Calgary police investigate racist graffiti at Chinese Consulate

Racist graffiti on the Chinese Consulate downtown is being investigated by Calgary police.

Words spray painted on downtown building looked at as possible hate crime

Racist slurs were painted on the brick wall of the Chinese Consulate on 6th Avenue S.W. (Mike Symington/CBC)

Police are investigating a possible hate crime after racist graffiti was spray painted on a wall at the Chinese Consulate in downtown Calgary early Wednesday.

Three people dressed in black and wearing masks approached the building on Sixth Avenue S.W. at 3:30 a.m., and spray painted a vulgar message before leaving, police said.

It was the second time this month the consulate has been targeted with graffiti. Another message was spray painted in front of the building on May 19.

The Chinese Consulate General turned over surveillance video captured by closed-circuit TV to police, who have released images of the suspects.

Police shared this photo, taken by a security camera, showing three people who allegedly spray painted a racist message on the Chinese Consulate in Calgary. (Calgary Police Service)

The graffiti included the phrase "China Virus." There have been reports of increased racism and hate-motivated crimes targeting the Chinese community and people of Asian descent during the coronavirus pandemic.
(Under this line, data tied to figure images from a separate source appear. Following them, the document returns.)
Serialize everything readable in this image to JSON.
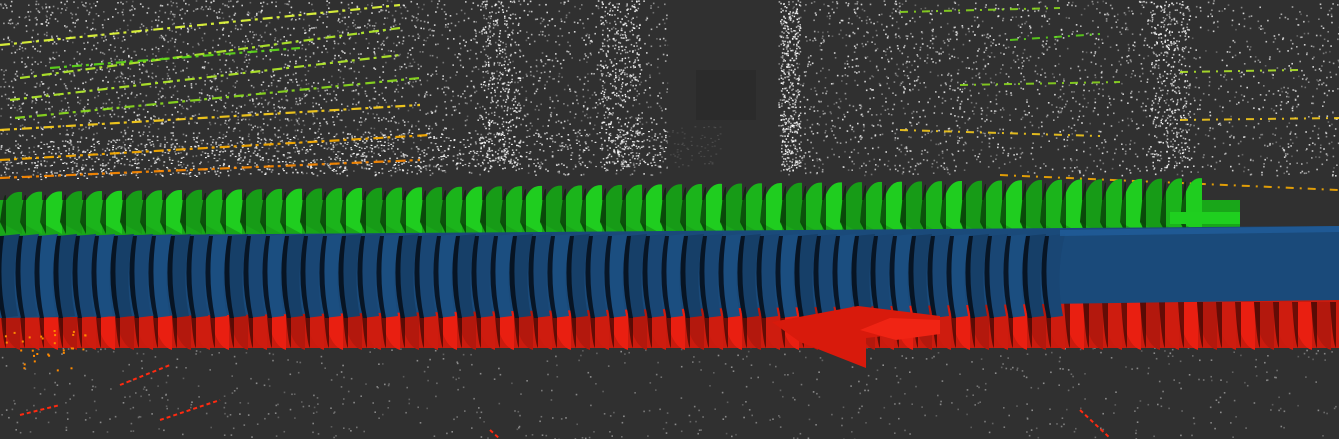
{
  "scene": {
    "background_color": "#303030",
    "point_cloud_color": "#e8e8e8",
    "floor_point_color": "#9a9a9a",
    "grid_color": "#8a9bb0",
    "trajectory_colors": {
      "x_axis_arrows": "#e01e10",
      "y_axis_arrows": "#1fcf1f",
      "z_axis_arrows": "#1a4a7a"
    },
    "lidar_ring_colors": [
      "#e6ff3a",
      "#b6ef2a",
      "#8ee01e",
      "#5fdc19",
      "#ffd21c",
      "#ffb000",
      "#ff8a00",
      "#ff2a10"
    ],
    "icons": [
      "point-cloud",
      "pose-arrow",
      "grid"
    ]
  }
}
"The pandemic has led to a lot of political debate and strong views, and people are obviously free to hold whatever view they wish," said Const. Craig Collins, hate crimes co-ordinator with the Calgary police. "But when people are targeting others for ill treatment or committing crimes because of those views, we have a duty to get involved."

Police said there has been a slight increase in incidents targeting those groups.

"Generally, we have not seen the same spike in hate crimes that some other areas have seen," Collins said. "But we are hearing from the Chinese community that they are concerned about growing hostility, so we are monitoring it closely."

Police said hate-motivated crimes are crimes where the offender was motivated by bias, prejudice or hate based on certain personal characteristics of the victim, like race. Hate as a motivation is considered after a person is found guilty, during sentencing.

The consulate said in a statement that it strongly condemns the insult and threat, which it said violate both international and Canadian laws.

"The Consulate General encourages the police to solve this case as soon as possible, and take necessary measures to better protect the safety and dignity of the Consulate, its staff and its properties," a consulate spokesperson said in an emailed statement.